The cupola furnace and the entire gas-handling system is controlled by Allen Bradley PLCs and a Dell PC-based RSView Human Machine Interface (HMI). All critical operating parameters (e.g., temperatures, pressures, and flow rates) are quickly accessible to the operator using intuitive graphic displays and drop-down menus. In addition, the HMI displays messages, warnings and alarms, and logs all messages based on preset parameters. If the system detects that one of these parameters is out of range, or there is a warning or fault, it gives a verbal description of what’s happening within the system. All of the parameters are recorded every few milliseconds and stored for use in historical trending, aiding diagnosis, troubleshooting, and fine tuning.
“It was important for us to automate the control of the system,” said Tatman. “We wanted to make it as easy as possible for our operators to monitor the activity in the system and have the ability to react should anything happen.”
Although these types of controls are standard within the industry, Kuttner added value by properly applying the technology within the system.

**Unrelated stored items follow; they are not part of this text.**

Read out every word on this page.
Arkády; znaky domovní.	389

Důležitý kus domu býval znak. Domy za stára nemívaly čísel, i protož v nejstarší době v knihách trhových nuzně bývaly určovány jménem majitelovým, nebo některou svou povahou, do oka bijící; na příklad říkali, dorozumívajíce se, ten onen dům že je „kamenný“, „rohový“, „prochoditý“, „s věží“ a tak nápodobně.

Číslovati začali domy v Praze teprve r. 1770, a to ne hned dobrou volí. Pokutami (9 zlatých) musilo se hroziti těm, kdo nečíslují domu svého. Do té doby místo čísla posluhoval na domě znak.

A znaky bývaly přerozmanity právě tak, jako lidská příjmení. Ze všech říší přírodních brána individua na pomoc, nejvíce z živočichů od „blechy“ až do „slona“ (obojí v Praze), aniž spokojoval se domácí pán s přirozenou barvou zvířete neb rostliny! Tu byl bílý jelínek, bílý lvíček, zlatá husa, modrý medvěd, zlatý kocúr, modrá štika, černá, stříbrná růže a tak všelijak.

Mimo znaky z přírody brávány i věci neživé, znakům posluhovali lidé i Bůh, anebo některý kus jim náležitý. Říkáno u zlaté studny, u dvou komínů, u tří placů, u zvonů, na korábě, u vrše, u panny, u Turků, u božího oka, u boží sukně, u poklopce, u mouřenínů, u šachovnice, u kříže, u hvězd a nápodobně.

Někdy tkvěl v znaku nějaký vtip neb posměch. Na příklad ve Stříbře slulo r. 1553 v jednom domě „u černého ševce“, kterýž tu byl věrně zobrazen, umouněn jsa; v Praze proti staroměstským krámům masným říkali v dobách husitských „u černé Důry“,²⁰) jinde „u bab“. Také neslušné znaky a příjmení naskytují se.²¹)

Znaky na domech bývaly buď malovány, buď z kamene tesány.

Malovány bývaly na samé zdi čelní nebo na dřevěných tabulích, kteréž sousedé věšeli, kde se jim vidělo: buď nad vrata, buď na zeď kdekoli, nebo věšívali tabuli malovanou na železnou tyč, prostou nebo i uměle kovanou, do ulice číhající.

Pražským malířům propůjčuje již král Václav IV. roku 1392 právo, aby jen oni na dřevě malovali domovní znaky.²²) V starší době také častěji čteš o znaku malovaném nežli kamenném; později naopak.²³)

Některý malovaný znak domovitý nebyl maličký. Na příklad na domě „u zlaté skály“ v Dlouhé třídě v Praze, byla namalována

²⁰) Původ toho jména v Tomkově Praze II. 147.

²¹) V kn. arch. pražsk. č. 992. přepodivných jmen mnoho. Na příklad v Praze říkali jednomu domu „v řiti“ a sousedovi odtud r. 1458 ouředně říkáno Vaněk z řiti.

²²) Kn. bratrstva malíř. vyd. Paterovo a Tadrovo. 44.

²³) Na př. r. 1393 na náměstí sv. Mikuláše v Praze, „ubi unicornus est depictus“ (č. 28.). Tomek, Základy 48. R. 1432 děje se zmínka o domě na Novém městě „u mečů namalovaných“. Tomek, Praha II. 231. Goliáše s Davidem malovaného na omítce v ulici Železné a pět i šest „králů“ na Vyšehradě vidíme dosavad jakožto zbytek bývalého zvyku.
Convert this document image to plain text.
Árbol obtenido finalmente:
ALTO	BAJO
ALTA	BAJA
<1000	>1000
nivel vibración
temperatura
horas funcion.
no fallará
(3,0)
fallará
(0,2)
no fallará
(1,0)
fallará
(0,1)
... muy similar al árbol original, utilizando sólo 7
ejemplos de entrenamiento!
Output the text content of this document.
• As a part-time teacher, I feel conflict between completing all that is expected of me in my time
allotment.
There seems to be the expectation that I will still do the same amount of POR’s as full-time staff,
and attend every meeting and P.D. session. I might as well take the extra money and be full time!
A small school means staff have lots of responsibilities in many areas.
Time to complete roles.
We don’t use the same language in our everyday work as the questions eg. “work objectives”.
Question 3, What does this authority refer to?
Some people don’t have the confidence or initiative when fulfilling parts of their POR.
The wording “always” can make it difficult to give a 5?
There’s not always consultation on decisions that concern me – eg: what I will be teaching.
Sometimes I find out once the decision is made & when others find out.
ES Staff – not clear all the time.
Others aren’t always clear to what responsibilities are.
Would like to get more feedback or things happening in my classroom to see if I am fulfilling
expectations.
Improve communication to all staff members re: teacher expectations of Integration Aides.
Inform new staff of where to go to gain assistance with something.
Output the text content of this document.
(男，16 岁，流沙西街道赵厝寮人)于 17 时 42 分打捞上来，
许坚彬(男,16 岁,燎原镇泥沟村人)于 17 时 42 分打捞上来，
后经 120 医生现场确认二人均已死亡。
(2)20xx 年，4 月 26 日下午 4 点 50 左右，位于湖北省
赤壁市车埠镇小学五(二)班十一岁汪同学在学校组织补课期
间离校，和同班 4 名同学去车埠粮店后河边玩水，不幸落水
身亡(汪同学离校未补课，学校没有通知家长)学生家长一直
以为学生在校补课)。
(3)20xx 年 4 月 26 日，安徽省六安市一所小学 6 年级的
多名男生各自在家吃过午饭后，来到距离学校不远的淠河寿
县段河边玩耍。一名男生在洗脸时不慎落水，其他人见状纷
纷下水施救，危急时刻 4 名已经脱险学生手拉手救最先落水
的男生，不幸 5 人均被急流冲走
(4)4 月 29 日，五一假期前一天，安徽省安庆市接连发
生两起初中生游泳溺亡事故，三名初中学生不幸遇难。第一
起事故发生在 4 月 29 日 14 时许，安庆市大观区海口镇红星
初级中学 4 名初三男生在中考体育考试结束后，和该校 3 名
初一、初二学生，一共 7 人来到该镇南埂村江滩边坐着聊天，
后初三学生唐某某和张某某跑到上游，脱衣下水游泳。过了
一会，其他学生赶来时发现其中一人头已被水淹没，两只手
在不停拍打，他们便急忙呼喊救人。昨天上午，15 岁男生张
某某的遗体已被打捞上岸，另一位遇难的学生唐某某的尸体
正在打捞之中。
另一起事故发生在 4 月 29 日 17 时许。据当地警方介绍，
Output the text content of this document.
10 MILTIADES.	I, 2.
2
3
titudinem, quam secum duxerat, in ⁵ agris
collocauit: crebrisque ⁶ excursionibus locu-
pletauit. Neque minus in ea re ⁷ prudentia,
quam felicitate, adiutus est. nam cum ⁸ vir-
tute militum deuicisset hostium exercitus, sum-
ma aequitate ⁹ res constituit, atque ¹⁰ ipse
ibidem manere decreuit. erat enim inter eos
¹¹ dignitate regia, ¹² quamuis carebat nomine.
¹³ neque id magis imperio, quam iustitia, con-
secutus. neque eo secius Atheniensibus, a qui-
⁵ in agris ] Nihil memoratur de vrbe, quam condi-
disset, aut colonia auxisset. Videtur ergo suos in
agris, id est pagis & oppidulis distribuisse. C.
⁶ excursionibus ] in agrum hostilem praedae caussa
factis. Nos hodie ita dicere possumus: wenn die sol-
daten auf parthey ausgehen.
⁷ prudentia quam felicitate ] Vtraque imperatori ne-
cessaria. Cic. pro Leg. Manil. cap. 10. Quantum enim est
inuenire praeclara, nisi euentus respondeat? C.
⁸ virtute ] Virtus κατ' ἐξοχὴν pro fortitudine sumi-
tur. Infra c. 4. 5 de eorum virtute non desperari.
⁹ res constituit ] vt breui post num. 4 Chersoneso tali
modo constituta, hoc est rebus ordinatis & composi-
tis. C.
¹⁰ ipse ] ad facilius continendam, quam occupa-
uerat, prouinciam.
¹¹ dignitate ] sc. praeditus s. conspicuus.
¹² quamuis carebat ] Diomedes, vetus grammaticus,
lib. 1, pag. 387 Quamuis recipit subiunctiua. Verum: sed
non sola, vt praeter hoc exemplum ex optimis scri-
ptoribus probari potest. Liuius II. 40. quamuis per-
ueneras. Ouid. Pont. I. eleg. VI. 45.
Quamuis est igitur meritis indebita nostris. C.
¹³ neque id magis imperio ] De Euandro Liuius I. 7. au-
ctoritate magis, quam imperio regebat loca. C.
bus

Kuttner’s team of engineers has decades of experience building and retrofitting cupola melting and emissioncontrol systems. Their understanding of the cupola furnace, thermodynamics, combustion processes, and environmental regulations allows them to configure systems where everything is reacting properly and provide turnkey solutions.
“What’s impressive about Kuttner’s solution and the use of the hot-blast recuperator is that we could significantly increase our production quickly,” said Tatman. “We are running 16 tons an hour because our molding systems are set up specifically for that tonnage. We’ve added enough potential capacity to our melting capabilities to help increase our tonnage to 25 tons an hour. Both in the short term and long term, we see a payback in our future.”